A former police officer named as a potential target in an ongoing HOA corruption probe died Tuesday in an apparent suicide.
Retired Metro Police Lieutenant Chris Van Cleef died of what appears to be a self-inflicted gunshot wound Tuesday morning. The circumstances surrounding his death are under investigation but it certainly looks like a suicide according to law enforcement sources.
Van Cleef spent years with Metro and retired as a Lieutenant in 2005 after getting nabbed in Utah for a DUI. His name and that of two other former Metro Officers, surfaced last week in the massive FBI-Metro investigation into alleged corruption within local homeowner association boards.
Agents served search warrants at several locations, seeking evidence to link local attorneys and contractors to HOA's all over the valley.
One warrant was served at Platinum Communities, which is owned by the ex-wife of a current Metro Officer.
Lawmen think the outside interests conspired to take over the homeowner boards so that expensive repairs and lucrative construction defect lawsuits could be channeled to particular co-conspirators.
Van Cleef was elected to the board of the Pebble Creek Homeowner Association.
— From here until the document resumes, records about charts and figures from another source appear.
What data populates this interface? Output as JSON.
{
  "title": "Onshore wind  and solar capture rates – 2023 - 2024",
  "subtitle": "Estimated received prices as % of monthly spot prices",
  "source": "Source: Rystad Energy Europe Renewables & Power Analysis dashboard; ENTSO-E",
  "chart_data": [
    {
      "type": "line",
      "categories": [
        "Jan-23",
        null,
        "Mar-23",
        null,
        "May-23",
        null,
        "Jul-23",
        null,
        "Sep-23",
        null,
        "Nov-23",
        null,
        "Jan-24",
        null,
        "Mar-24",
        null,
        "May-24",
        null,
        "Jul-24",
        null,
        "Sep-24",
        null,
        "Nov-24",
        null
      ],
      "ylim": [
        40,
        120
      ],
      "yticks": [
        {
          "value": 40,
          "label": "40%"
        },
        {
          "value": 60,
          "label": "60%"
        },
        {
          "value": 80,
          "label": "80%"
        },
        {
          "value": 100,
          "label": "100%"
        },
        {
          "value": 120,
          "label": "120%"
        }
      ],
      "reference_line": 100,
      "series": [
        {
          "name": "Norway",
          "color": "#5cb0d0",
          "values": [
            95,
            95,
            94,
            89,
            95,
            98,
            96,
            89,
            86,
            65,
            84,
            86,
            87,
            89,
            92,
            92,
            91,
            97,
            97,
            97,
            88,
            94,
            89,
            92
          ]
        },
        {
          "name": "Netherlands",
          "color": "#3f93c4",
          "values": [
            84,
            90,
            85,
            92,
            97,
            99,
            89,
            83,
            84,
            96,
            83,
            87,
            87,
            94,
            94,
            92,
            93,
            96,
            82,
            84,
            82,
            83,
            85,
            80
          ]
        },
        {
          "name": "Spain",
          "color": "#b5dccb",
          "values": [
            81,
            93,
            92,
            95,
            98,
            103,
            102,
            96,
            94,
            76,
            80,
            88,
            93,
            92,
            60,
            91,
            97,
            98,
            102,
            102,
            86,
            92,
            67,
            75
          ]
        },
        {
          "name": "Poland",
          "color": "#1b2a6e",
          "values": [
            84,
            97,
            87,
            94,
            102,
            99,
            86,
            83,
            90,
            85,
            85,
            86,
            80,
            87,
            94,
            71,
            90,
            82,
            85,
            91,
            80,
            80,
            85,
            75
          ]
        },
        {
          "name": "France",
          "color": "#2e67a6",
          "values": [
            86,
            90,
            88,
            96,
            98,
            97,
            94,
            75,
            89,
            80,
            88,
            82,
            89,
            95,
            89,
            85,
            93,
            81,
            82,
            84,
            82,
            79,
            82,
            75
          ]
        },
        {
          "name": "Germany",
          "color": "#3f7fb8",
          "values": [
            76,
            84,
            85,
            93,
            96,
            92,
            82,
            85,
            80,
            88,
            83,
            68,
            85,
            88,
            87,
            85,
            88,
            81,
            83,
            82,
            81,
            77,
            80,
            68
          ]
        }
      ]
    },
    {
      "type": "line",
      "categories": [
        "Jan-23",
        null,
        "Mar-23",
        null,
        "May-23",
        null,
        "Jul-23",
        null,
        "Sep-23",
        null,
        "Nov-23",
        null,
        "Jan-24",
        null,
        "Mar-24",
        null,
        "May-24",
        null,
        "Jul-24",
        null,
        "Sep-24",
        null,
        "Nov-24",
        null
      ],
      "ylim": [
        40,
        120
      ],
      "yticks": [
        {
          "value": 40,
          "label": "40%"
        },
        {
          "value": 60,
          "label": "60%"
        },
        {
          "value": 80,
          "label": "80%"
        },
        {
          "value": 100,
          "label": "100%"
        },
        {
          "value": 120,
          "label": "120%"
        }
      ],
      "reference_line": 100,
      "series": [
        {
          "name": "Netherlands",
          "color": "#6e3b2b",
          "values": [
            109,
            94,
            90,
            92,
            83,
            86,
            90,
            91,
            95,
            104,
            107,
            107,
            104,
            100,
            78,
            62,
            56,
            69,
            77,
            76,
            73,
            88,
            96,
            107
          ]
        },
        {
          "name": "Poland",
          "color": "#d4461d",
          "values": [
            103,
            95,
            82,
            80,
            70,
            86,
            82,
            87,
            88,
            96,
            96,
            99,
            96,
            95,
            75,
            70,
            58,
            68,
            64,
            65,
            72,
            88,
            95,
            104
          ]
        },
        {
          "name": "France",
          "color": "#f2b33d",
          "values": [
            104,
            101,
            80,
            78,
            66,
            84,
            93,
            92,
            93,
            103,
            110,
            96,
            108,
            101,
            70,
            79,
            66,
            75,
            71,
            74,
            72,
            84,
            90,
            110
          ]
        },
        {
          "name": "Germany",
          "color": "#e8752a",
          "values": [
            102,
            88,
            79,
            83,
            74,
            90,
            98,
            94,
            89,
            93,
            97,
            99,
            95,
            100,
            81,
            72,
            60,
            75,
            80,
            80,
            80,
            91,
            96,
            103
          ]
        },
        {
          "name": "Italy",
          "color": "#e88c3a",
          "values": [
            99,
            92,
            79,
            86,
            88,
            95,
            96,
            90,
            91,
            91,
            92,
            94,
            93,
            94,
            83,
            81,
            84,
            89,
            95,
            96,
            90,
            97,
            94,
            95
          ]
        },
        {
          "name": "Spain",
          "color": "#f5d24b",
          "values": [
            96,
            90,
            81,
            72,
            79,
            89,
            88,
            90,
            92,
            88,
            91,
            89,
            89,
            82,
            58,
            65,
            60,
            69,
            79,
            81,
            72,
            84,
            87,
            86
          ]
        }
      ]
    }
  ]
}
Pebble Creek is one of the developments which is at the heart of the investigation.
No charges have been filed, but pressure is growing and sources close to the probe say the potential targets appear to be turning on each other.
There's also an interesting twist elsewhere in the unfolding story -- as federal agents and local police pursue leads against Las Vegas law firms and contractors, some of those very same potential targets are teaching courses for the state.
Attorney Nancy Quon, who specializes in construction defects lawsuits and whose name has been linked to several of the HOA's now under suspicion, is signed up to teach classes to future homeowner association managers in a program authorized and promoted by the State of Nevada Real Estate Division.
The schedule shows Quan and her partners teaching courses in community management principles and in construction defects lawsuits. Also listed on the schedule is at least one contractor named in the search warrants served last week.
Whether those classes will continue as scheduled now that Quon and others have been served with warrants will be a decision for real estate officials to make.